Storing encrypted secrets in SCM is pretty standard practice. Usually I recommend separate repos but it's not required especially if the secret material is small and rarely changes.
This data wasn't "secrets" though. PD treated this loosely would still be an issue even if it was encrypted.
Standard doesn't mean good, and the sophistication to do this well is beyond most orgs and individuals . You can come up with specific scenarios, but they'll get garbled through the telephone game over time.
Much better to treat data, including secrets, as radioactive, and thus follow least priv + defense in depth. If it's never there, and better, they never got it, there's nothing to worry about
Ex: Before PII hits logs, encrypt it and don't give data scientists the key.
Ex: orgs we work with who version notebooks won't allow notebook output to be saved, and people know (+ software) to reject baked creds.

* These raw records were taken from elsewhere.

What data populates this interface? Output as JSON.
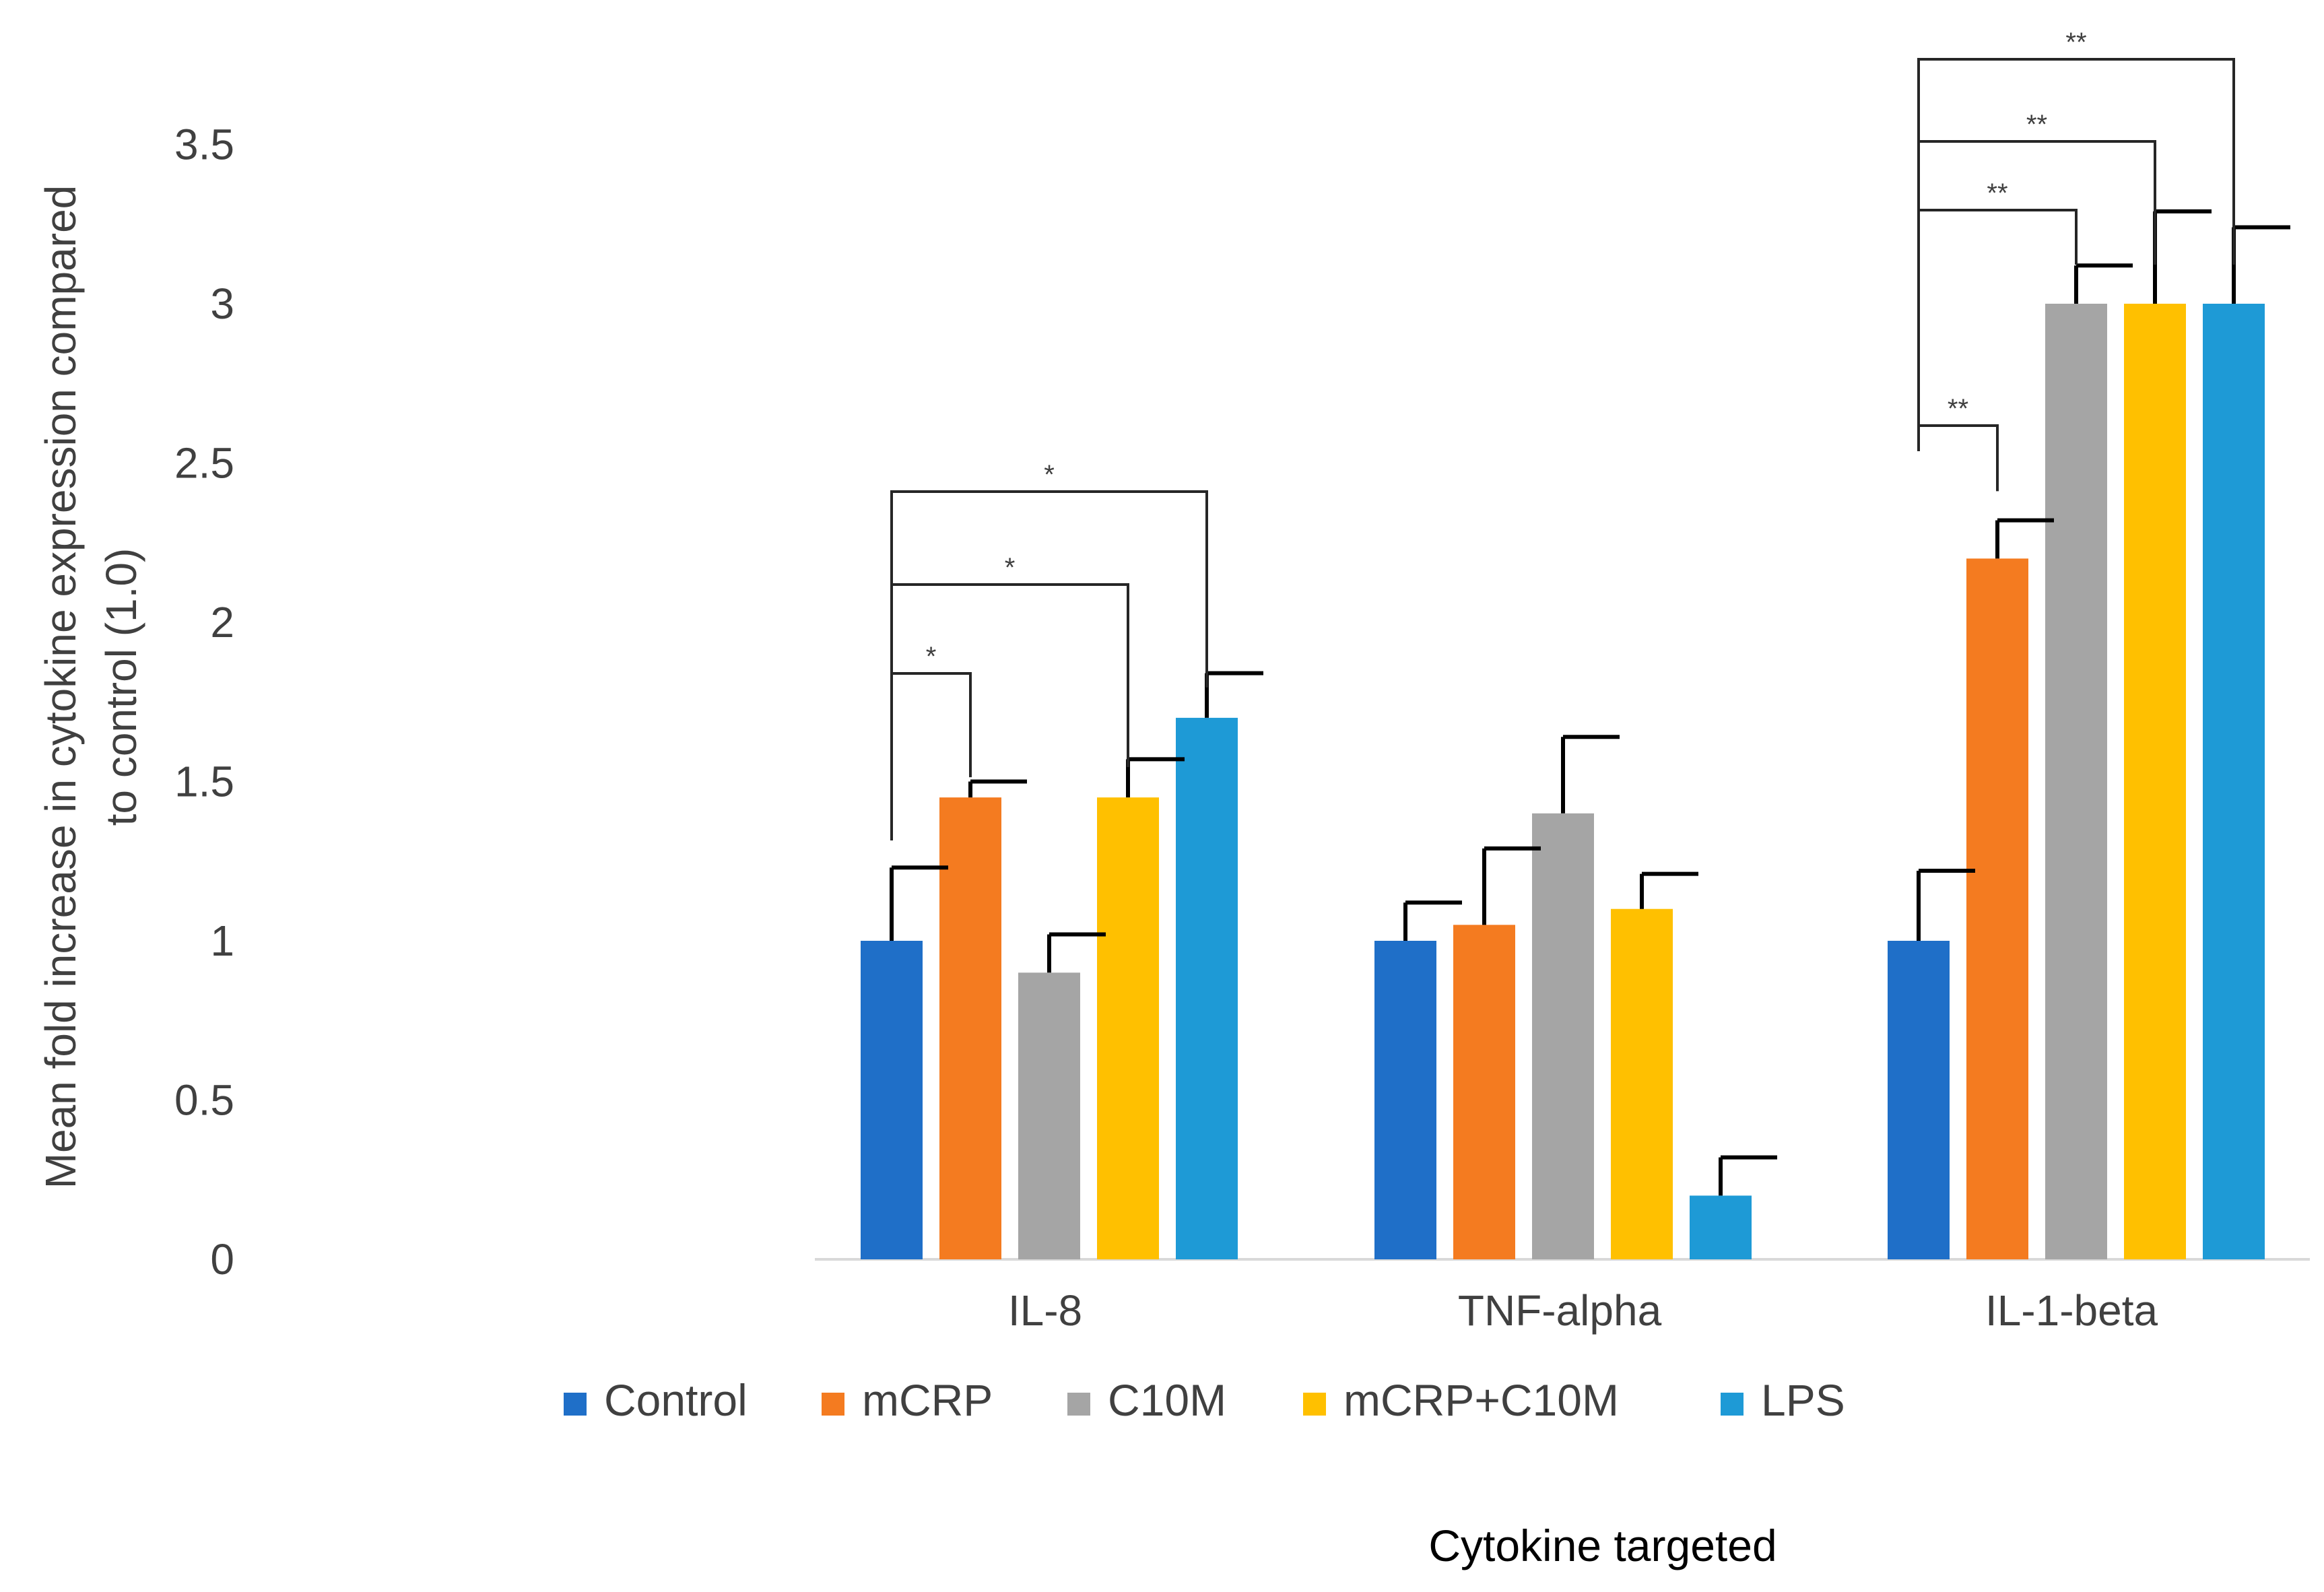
{
  "chart_data": {
    "type": "bar",
    "categories": [
      "IL-8",
      "TNF-alpha",
      "IL-1-beta"
    ],
    "series": [
      {
        "name": "Control",
        "color": "#1f6fc8",
        "values": [
          1.0,
          1.0,
          1.0
        ],
        "errors": [
          0.23,
          0.12,
          0.22
        ]
      },
      {
        "name": "mCRP",
        "color": "#f47b20",
        "values": [
          1.45,
          1.05,
          2.2
        ],
        "errors": [
          0.05,
          0.24,
          0.12
        ]
      },
      {
        "name": "C10M",
        "color": "#a5a5a5",
        "values": [
          0.9,
          1.4,
          3.0
        ],
        "errors": [
          0.12,
          0.24,
          0.12
        ]
      },
      {
        "name": "mCRP+C10M",
        "color": "#ffc000",
        "values": [
          1.45,
          1.1,
          3.0
        ],
        "errors": [
          0.12,
          0.11,
          0.29
        ]
      },
      {
        "name": "LPS",
        "color": "#1e9ad6",
        "values": [
          1.7,
          0.2,
          3.0
        ],
        "errors": [
          0.14,
          0.12,
          0.24
        ]
      }
    ],
    "xlabel": "Cytokine targeted",
    "ylabel": [
      "Mean fold increase in cytokine expression compared",
      "to control (1.0)"
    ],
    "ylim": [
      0,
      3.5
    ],
    "yticks": [
      "0",
      "0.5",
      "1",
      "1.5",
      "2",
      "2.5",
      "3",
      "3.5"
    ],
    "grid": false,
    "legend_position": "bottom",
    "significance": [
      {
        "category": 0,
        "from": 0,
        "to": 1,
        "label": "*"
      },
      {
        "category": 0,
        "from": 0,
        "to": 3,
        "label": "*"
      },
      {
        "category": 0,
        "from": 0,
        "to": 4,
        "label": "*"
      },
      {
        "category": 2,
        "from": 0,
        "to": 1,
        "label": "**"
      },
      {
        "category": 2,
        "from": 0,
        "to": 2,
        "label": "**"
      },
      {
        "category": 2,
        "from": 0,
        "to": 3,
        "label": "**"
      },
      {
        "category": 2,
        "from": 0,
        "to": 4,
        "label": "**"
      }
    ]
  }
}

Likewise, auth isn't baked generally, instead SSO.
If it's never there, for every stage, so much easier.
No, storing encrypted secrets in repositories is an incredibly common and safe practice in DevOps/GitOps environments. Virtually every orchestration tool has some way to support it.
PD/PII is a completely separate issue. First because even encrypting doesn't remove legal obligations concerning processing, and second because your DS/BI teams probably need access to the unencrypted data to like, do their actual jobs. You need completely orthogonal forms of access control for that (like SSO as you alude to).
Wrong thread? I use tools like that, but they're not the environments, credentials, & threat models (I think) we're talking about.
I'd be curious if/how any data science teams (google/facebook/netflix/...) bake user credential & API secrets into data science notebooks. I've never seen it, but I don't get to see everyone's notebook environments. I have seen 1-2 projects attempting to do DB auth plugins/libs for jupyter notebooks, but not high-grade production ones. Instead, it gets baked into the deeper env (think Tableau, Databricks, ...), vs part of the ipynb.
Notebook security feels like 1990s/2000s browser security and the literal decades of unsafe web apis. DLP and all that is at the forefront in risks, yet most tools just do system auth and maybe a few special connector auth. The real threat model is outside of their system, so it's no surprise analysts & their data orgs fail in practice :(
Arguably kahrl is in the wrong thread repeatedly posting about "never ever ever ever ever ever storing secrets in version control". As I said, I agree PII/PD is different.
Sealed secrets can be used in various k8s-aware notebooks.
This data wasn't "secrets" though. PD treated this loosely would still be an issue even if it was encrypted.